Having been around in some guise since 1980, the Spanish super-team have seen it all, from 13 Grand Tour wins to their fair share of doping scandals.
They got off to a slow start under Movistar sponsorship in 2011, but welcomed back Alejandro Valverde from his two-year suspension and signed young GC prospect Nairo Quintana in 2012 — and they haven’t looked back since.
Moreover, they’ve assembled a talented squad with riders who might be in contention for leadership in smaller teams, including the likes of Andrey Amador, as well as versatile sprinter Juan José Lobato and several time trial specialists in Jonathan Castroviejo, Adriano Malori and Britain’s Alex Dowsett.
He eventually finished third behind Froome and Romain Bardet (Ag2r), but can take heart from the fact he beat the former when they met several weeks later at the final Grand Tour of the year, the Vuelta a España, his second career Grand Tour win.
Their veteran stalwart Valverde maintained his incredible consistency again in 2016, riding all three Grand Tours (taking two top-10s in the Giro and the Tour) as well as adding another victory in La Flèche Wallonne to his palmarès.

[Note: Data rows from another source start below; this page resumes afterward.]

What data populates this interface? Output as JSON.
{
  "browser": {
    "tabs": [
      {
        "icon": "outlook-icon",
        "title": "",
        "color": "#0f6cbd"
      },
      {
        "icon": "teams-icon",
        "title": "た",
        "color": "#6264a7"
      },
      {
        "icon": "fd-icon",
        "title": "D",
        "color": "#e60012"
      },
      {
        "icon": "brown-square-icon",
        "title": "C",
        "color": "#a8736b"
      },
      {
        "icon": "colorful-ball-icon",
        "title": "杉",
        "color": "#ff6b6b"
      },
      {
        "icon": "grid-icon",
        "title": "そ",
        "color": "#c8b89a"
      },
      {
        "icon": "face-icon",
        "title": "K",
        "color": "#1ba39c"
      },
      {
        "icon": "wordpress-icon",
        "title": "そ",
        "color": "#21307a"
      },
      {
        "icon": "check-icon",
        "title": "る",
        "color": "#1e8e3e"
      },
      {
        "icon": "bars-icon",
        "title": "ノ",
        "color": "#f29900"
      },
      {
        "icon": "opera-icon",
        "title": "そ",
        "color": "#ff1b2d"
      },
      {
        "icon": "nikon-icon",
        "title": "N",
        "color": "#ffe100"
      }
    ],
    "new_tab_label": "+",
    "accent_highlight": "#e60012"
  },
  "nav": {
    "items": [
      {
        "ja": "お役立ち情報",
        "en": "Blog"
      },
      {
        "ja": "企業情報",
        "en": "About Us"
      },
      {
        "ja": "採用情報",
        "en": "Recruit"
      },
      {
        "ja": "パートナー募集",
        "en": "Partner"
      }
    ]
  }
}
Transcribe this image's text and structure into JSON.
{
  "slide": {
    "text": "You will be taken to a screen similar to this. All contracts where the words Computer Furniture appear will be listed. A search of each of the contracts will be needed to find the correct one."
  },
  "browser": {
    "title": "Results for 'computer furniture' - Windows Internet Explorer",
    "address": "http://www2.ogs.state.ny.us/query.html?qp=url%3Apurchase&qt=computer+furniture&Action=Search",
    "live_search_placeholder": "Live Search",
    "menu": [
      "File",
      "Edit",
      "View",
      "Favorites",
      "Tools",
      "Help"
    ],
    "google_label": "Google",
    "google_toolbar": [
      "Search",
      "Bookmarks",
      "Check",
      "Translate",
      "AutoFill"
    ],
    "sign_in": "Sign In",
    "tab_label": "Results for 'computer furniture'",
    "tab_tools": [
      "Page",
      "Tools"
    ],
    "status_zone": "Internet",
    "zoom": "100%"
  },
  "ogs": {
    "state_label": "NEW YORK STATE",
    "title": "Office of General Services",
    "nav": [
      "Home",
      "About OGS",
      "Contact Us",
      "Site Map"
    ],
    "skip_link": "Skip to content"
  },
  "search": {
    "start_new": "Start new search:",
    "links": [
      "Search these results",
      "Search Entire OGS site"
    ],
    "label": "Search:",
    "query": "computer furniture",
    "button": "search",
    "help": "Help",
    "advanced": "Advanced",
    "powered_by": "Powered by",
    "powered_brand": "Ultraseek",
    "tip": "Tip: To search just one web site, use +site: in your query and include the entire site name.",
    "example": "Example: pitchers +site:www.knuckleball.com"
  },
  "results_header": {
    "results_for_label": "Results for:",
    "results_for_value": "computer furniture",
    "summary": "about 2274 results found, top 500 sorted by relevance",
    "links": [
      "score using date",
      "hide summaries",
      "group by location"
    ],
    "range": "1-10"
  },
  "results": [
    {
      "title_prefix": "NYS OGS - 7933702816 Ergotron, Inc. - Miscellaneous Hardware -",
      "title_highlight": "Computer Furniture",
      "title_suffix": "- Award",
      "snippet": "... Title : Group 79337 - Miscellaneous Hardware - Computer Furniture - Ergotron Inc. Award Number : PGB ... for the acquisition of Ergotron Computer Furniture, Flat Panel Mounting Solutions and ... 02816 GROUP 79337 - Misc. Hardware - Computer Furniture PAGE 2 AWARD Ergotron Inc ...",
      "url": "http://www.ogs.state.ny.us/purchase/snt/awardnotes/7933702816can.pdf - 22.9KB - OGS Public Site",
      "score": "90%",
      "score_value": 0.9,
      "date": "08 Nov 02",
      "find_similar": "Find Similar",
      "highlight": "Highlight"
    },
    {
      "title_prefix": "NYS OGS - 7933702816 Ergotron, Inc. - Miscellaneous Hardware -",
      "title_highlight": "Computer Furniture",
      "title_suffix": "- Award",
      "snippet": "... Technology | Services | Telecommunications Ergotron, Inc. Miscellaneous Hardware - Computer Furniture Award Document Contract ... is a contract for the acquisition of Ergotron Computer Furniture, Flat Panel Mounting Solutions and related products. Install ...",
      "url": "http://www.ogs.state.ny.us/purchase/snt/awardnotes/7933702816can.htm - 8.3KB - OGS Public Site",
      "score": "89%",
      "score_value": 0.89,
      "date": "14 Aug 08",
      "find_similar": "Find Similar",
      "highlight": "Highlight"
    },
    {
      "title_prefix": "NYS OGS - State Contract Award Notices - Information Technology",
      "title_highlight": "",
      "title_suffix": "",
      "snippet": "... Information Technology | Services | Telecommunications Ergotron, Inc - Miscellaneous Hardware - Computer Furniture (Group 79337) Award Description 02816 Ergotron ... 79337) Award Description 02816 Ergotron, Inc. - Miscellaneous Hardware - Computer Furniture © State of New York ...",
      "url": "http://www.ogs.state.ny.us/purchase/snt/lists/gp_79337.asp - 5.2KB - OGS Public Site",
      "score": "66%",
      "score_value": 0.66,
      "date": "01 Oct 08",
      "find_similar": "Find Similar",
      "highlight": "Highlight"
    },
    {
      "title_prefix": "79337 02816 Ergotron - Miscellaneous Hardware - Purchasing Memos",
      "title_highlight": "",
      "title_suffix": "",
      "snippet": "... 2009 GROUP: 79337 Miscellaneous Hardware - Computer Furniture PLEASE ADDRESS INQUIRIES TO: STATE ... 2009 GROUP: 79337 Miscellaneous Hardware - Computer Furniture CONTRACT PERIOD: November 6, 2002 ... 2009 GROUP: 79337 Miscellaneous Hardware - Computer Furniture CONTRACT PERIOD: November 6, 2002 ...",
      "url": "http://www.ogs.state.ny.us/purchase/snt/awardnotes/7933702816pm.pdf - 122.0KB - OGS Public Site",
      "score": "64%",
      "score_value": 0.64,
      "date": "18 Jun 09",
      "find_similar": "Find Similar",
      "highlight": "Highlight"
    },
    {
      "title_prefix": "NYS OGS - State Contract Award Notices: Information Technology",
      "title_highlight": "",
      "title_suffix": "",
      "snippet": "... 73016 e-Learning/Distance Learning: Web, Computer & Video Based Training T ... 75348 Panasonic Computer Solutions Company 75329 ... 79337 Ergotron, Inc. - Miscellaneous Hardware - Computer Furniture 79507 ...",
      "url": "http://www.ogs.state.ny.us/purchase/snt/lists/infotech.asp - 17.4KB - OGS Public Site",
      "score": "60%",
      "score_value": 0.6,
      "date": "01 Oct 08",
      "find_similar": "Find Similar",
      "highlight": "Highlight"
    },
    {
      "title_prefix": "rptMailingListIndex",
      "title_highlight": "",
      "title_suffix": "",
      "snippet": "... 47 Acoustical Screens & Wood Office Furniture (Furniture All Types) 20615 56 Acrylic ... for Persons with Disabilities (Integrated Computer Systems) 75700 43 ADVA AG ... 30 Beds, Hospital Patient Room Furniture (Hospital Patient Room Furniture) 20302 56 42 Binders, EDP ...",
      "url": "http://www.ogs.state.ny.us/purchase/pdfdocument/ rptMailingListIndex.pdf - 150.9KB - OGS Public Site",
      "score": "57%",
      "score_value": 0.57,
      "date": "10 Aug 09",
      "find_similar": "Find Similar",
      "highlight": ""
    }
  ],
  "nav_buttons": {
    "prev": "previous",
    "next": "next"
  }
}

While Valverde is likely to refocus his coming campaign on taking more one-day victories (with a possible ride at the Tour of Flanders), the team will undoubtedly focus their main efforts on Quintana’s goal of winning a maiden Tour title.
Movistar will also look to hold on to it’s number one team spot in the UCI WorldTour rankings, a prize they have now won in four consecutive seasons.